Fellow-citizens, I am disappointed. The accession of the Democratic party to power has not been followed by the results I expected. When the tiger has quenched his thirst in blood, and when the anaconda has swallowed his prey, they cease to pursue their trembling game and sink to rest; so I thought when the Democratic party came into power, when the solid South gave law to the land, when there could no longer be any pretence for the fear of negro ascendency in the councils of the nation, persecution, violence, and murder would cease, and the negro would be left in peace; but the bloody scenes at Carrollton, and the daily reports of lynch law in the South, have destroyed this cherished hope and told me that the end of our sufferings is not yet.

But, fellow-citizens, I do not despair, and no power that I know of can make me despair of the ultimate triumph of justice and liberty in this country.
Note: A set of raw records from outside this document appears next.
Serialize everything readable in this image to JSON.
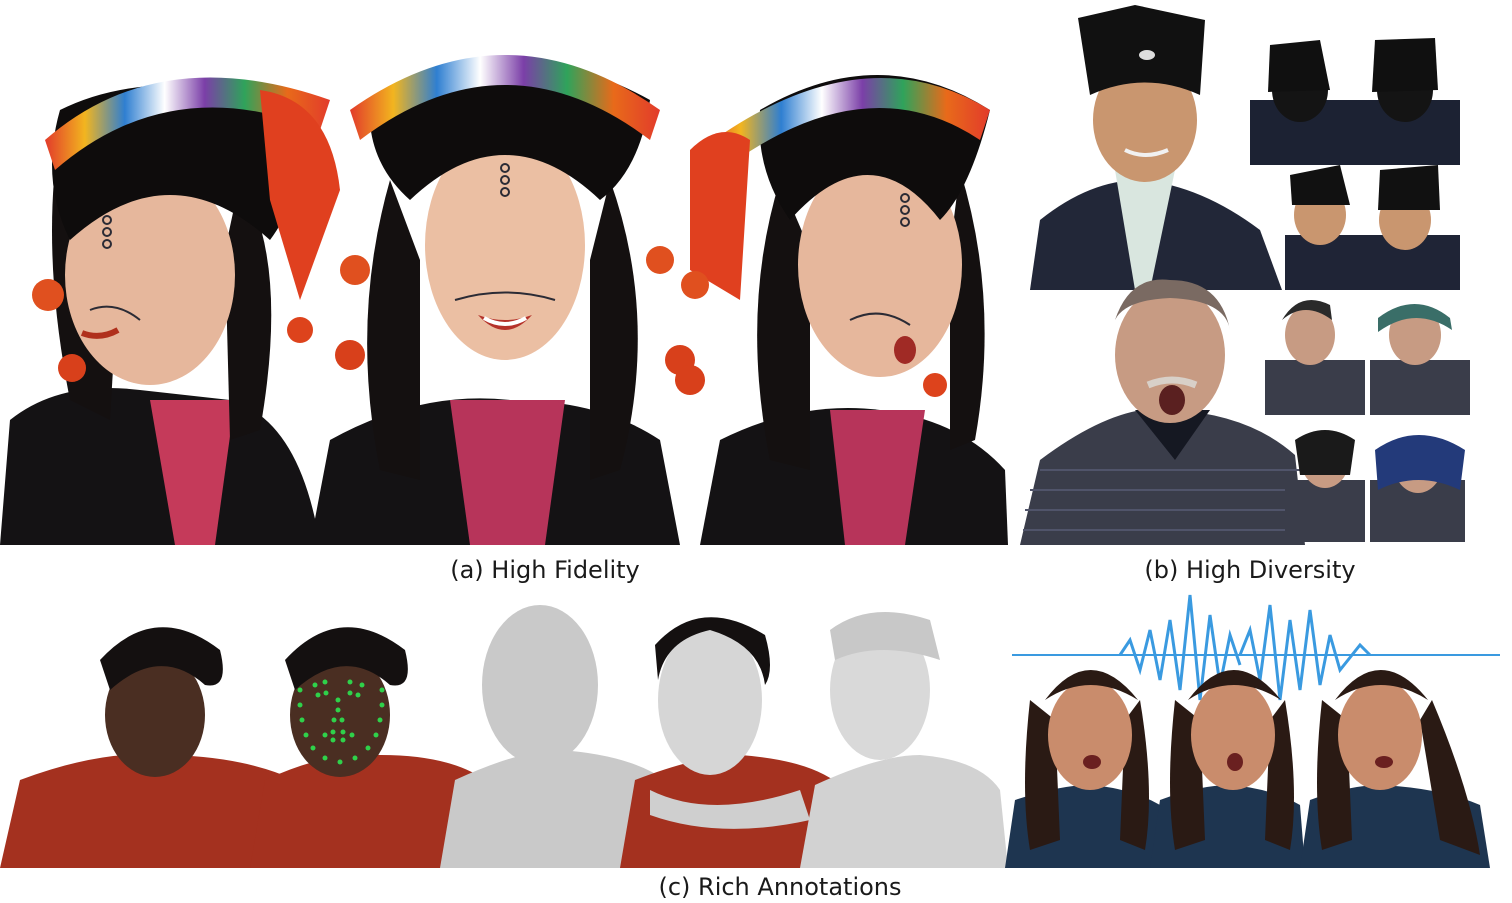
{
  "captions": {
    "a": "(a) High Fidelity",
    "b": "(b) High Diversity",
    "c": "(c) Rich Annotations"
  },
  "colors": {
    "skin_light": "#e6b79c",
    "skin_dark": "#4a2e22",
    "hair": "#141010",
    "hoodie_red": "#a4311f",
    "hanfu_dark": "#222738",
    "waveform_blue": "#3a9ae0",
    "landmark_green": "#2fd14a",
    "mesh_gray": "#cfcfcf",
    "silhouette_gray": "#c9c9c9",
    "sweater_navy": "#1e3550",
    "hat_stripes": [
      "#e23b2b",
      "#f2b51f",
      "#2f7fd1",
      "#ffffff",
      "#7b3fa8",
      "#2fa35b",
      "#e86a1a"
    ]
  }
}
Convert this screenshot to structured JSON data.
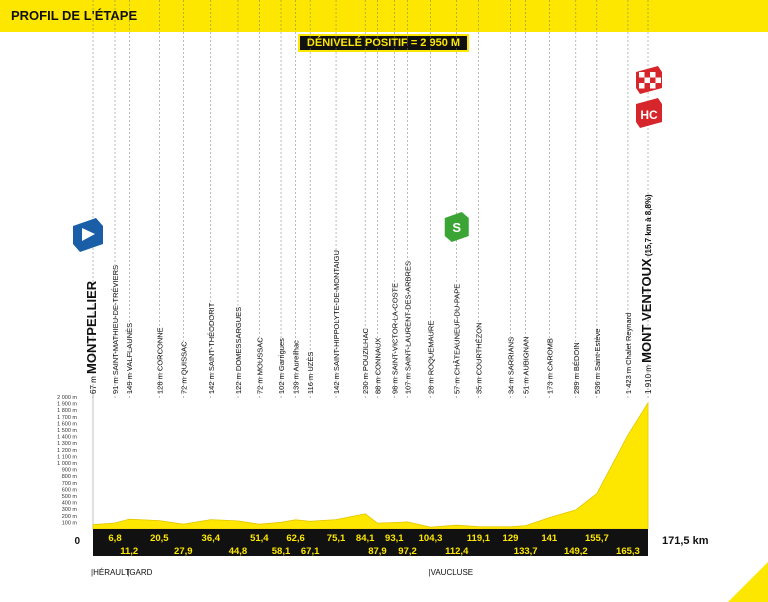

I have seen too many abuses outgrown, too many evils removed, too many moral and physical improvements made, to doubt that the wheels of progress will still roll on. We have but to toil and trust, throw away whiskey and tobacco, improve the opportunities that we have, put away all extravagance, learn to live within our means, lay up our earnings, educate our children, live industrious and virtuous lives, establish a character for sobriety, punctuality, and general uprightness, and we shall raise up powerful friends who shall stand by us in our struggle for an equal chance in the race of life. The white people of this country are asleep, but not dead. In other days we had a potent voice in the Senate which awoke the nation.

Ireland now has an advocate in the British Senate who has arrested the eye and ear of the civilized world in championing the cause of Ireland. There is to-day in the American Senate an opportunity for an American Gladstone; one whose voice shall have power to awake this nation to the stupendous wrongs inflicted upon our newly-made citizens and move the Government to a vindication of our constitutional rights. We have in other days had a Sumner, a Wilson, a Chase, a Conkling, a Thaddeus Stevens, and a Morton. These did not exhaust the justice and humanity of American statesmanship. There is heart and eloquence still left in the councils of the nation, and these will, I trust, yet make themselves potent in having both the Constitution of 1789 and the Constitution with the fourteenth and fifteenth amendments made practically the law of the land for all the people thereof.